IRBs could easily do the same thing. Set some rules like (simplified) "No IRB necessary if your research doesn't physically touch a person". Researchers will read the rules and skip an IRB if they're in an exempt category. Then just audit at a high enough rate they won't lie.

There is a huge opportunity in simplifying and automating IRB review.

Here in the Netherlands (we call it HREC, human research ethics committee) the process takes months and months to get permission to talk to people.

Like, “hey I’ve designed some cool new interaction design, I want to get permission to interview people and do human-centered design iterations.” Yes, you will need to spend dozens of hours on forms and wait months.

It cannot be ethical to put these many barriers on talking to humans. And, if you want to do something like an educational game for kids? Or support for the elderly? Or for your students? Well, those are vulnerable populations, so add a few more months.

Education research is extremely difficult here (in the USA it is exempt). How to conduct research on the use of AI in a class you are teaching? You can’t get retroactive consent.

The system is not reasonable.

Nobody dies if someone's taxes are wrong. Also, IRBs are not usually about lies, but about scientists not understanding the risks and solutions.
> Also, IRBs are not usually about lies, but about scientists not understanding the risks and solutions

You have never submitted an IRB.

Have I? Haven't I? Are you really saying that all these scientists - anyone doing human subject research at least in advanced democracies - are mostly liars trying to defraud people?
Have you submitted an IRB?
We are not. Here's a great essay about the subject:

https://journals.sagepub.com/doi/abs/10.1177/174701611100700...

The author also has a blog about IRBs: http://www.institutionalreviewblog.com/?m=1

> I do accounting research.

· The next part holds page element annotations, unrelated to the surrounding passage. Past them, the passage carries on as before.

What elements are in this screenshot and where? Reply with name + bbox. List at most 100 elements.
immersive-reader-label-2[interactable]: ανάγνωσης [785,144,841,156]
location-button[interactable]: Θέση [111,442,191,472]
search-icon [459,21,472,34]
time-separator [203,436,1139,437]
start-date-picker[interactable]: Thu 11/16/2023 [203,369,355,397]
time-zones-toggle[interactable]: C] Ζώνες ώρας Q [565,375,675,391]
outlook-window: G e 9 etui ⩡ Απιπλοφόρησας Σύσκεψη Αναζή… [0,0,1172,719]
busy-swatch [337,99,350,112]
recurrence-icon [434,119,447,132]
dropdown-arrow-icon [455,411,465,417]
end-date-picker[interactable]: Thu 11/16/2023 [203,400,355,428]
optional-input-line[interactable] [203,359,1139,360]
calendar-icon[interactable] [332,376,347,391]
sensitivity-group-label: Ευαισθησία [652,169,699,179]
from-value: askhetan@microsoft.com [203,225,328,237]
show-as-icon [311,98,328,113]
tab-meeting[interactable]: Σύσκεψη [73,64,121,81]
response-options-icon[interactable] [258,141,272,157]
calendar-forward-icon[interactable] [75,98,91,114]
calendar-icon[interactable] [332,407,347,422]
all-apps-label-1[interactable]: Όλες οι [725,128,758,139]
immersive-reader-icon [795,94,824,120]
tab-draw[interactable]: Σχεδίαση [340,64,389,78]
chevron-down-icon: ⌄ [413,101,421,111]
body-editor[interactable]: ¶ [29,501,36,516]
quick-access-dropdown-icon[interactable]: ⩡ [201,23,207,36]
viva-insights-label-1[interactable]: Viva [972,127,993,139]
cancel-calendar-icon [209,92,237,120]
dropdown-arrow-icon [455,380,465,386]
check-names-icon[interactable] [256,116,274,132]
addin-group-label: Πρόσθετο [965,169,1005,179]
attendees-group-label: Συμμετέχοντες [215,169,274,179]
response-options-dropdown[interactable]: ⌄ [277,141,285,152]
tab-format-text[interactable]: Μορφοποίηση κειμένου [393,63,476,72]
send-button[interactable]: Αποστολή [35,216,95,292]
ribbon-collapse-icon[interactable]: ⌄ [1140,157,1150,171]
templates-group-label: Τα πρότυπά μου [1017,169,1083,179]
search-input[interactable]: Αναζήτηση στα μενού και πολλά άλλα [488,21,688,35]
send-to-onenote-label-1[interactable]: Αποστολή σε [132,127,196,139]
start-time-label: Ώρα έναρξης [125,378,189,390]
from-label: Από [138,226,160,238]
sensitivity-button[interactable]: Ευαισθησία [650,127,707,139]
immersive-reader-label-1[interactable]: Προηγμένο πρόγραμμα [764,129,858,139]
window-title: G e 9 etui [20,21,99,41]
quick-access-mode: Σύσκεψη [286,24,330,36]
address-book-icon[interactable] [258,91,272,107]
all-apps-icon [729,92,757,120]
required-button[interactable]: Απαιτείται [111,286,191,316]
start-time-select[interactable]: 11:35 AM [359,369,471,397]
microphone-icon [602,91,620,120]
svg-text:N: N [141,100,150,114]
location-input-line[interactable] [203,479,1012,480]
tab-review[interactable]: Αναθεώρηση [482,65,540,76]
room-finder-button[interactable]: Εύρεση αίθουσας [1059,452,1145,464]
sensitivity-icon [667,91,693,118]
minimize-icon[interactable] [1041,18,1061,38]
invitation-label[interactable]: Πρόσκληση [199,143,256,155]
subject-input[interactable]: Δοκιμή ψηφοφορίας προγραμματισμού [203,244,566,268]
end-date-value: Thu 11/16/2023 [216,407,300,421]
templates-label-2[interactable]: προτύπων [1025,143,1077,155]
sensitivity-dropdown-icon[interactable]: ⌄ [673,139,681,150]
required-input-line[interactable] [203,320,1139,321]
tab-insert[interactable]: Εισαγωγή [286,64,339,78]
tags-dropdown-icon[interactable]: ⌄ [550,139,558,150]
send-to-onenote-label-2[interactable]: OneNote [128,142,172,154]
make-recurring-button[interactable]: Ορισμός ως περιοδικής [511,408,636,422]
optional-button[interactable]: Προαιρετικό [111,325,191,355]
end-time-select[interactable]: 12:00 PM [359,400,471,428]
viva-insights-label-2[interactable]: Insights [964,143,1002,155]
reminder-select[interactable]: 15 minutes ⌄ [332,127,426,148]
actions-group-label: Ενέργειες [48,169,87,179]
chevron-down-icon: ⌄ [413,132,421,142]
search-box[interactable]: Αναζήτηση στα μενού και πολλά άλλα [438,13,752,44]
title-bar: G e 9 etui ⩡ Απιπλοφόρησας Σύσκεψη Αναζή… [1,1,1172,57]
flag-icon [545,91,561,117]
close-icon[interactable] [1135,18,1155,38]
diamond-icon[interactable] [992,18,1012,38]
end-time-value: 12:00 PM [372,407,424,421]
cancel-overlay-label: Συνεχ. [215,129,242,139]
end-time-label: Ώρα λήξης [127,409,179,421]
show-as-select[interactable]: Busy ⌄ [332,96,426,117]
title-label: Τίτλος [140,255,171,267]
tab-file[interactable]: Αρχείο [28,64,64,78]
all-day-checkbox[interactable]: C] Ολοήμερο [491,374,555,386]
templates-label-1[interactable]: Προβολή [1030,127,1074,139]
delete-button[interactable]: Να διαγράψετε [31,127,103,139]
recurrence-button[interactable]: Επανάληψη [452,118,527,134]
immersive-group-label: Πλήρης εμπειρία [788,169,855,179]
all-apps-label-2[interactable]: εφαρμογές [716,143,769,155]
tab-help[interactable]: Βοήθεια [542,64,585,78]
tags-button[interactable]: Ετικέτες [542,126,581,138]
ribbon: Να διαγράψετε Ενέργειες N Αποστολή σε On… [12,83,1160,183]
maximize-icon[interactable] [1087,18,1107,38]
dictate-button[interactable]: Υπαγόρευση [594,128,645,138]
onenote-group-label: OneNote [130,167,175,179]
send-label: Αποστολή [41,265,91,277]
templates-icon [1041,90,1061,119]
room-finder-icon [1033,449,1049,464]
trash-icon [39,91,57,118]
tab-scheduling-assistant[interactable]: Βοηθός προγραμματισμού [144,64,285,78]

My human-subjects research involves surveying practitioners about their jobs, interviewing them about their experiences, and conducting very simple experiments online that ask them to make decisions. There is virtually 0 real risk to any participants of my studies.

Cool, I guess. I wouldn't want to participate if my answers were visible to my employer because honest answers could put my employment at risk.

> As an academic researcher, it's most frustrating in that it feels like IRB scrutiny doesn't seem to align with risk.

As a worker^H^H^H^H^H^Hhuman I find it most frustrating when academics don't understand what things I consider to be risks.

If my answers to your research are leaked, can they be tracked back to me? Onedrive is terrible, just look at Microsoft's repeated flagrant disregard for security. Dropbox is awful too, just look at how easy it is to accidentally a whole folder. Why would you store your data in such places instead of on a research computer with locked down access? That screams to me of a researcher who doesn't understand the value (and risk) of the data they hold. Or perhaps of a researcher who doesn't value that risk appropriately. Perhaps also researcher who doesn't coordinate with their IT department, or an IT department who's equally or worse as competent.

>Onedrive is fine, but dropbox is not for some reason

As far as I know, it's possible to get OneDrive even HIIPA compliant, but I don't think so for Dropbox.

Dropbox claims that it can achieve HIPAA-compliance, and I personally know two (large and serious) organizations who use it as such.

https://help.dropbox.com/security/hipaa-hitech-overview

In keeping with the theme of the OP, I don't know if that's been tested in court, soooo... Take that all for what you will.